Breakfast has long been a bright spot for McDonald’s, and the fast-food titan is leaning into that: On November 1, the chain will unveil triple-meat breakfast sandwiches, its first significant addition to the breakfast menu in over 10 years. Called Triple Breakfast Stacks, the new limited-time-only sandwiches are juiced-up versions of the classic Egg McMuffin, breakfast biscuit, and McGriddle, with each one containing two sausage patties and bacon.
The burger brand says the sandwiches were inspired by “menu hacks” customers came up with. “People have been hacking our menu for years,” Mike Haracz, a culinary innovation chef for the company said in a release, noting that future menu additions might feature customer ideas, as well.
That strategy mimics Taco Bell’s, which frequently unveils new menu items that evolved out of customer requests.

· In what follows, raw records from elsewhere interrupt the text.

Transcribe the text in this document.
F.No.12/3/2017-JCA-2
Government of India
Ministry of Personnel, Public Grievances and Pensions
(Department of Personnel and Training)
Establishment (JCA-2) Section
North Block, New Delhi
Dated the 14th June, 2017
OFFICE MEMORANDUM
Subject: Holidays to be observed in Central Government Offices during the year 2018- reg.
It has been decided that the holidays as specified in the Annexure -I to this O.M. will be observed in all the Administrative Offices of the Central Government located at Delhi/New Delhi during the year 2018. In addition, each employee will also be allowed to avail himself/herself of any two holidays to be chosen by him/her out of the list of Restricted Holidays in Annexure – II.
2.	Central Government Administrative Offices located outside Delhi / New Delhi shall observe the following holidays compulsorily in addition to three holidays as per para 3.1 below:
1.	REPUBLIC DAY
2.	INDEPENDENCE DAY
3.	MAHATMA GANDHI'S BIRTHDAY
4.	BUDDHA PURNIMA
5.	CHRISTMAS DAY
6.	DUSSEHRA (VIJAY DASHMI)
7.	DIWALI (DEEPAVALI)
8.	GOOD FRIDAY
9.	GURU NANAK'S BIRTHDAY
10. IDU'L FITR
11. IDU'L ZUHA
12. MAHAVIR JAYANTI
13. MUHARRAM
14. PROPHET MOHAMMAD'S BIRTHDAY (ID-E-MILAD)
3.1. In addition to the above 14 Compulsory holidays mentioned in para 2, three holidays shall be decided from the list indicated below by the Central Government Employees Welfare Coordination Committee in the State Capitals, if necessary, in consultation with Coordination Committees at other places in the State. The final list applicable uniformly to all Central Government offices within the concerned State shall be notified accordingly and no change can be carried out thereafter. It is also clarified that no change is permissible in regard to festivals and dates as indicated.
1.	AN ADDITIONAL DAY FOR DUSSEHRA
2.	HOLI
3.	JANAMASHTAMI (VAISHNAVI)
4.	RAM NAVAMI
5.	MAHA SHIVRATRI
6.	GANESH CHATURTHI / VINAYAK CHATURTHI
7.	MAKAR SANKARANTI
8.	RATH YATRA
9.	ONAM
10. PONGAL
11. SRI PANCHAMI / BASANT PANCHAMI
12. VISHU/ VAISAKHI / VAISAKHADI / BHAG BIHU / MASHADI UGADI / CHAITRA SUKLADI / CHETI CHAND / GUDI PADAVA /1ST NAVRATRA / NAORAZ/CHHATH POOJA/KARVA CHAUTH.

That’s what happened at McDonald’s in 2013 when the chain released the Egg White Delight McMuffin thanks to popular demand. “Our customers have also told us they have been craving a bigger, more filling sandwich option in the mornings,” Linda VanGosen, VP of menu innovation said of the new, meatier sandwiches, in a release. (The sandwiches will certainly pack more calories: The regular morning Sausage McMuffin with Egg, featuring one sausage patty, clocks in at 480 calories, 30 grams of fat, and 35 percent of the diner’s daily value of sodium. To that, a Triple Stack would add an additional sausage patty, an additional slice of cheese, and bacon.)
Breakfast is big business for McDonald’s: The launch of all-day breakfast in the fall of 2015 helped lift the chain out of a years-long sales slump, as the scores of people who had long complained about the 10:30 a.m. cutoff breakfast time could finally get their McGriddles and hash browns ‘round the clock — but that seems to have weakened sales before noon. Back in June, CFO Kevin Ozan began talking about how the chain intended to focus on breakfast again: “...With everything else going on, we just lost a little focus on that breakfast daypart,” he said, according to a transcript obtained by USA Today.
Even though the morning hours are responsible for more than a quarter of the chain’s overall sales, CEO Steve Easterbrook acknowledged some desire for improvement on an earnings call earlier this week. “We want to do better at breakfast,” Easterbrook said, adding that he hoped the new sandwiches would help “reenergize” morning sales. Part of that renewed focus on breakfast also apparently involves stepping up its coffee game: Earlier this month, the chain began testing cold brew at dozens of stores in San Diego.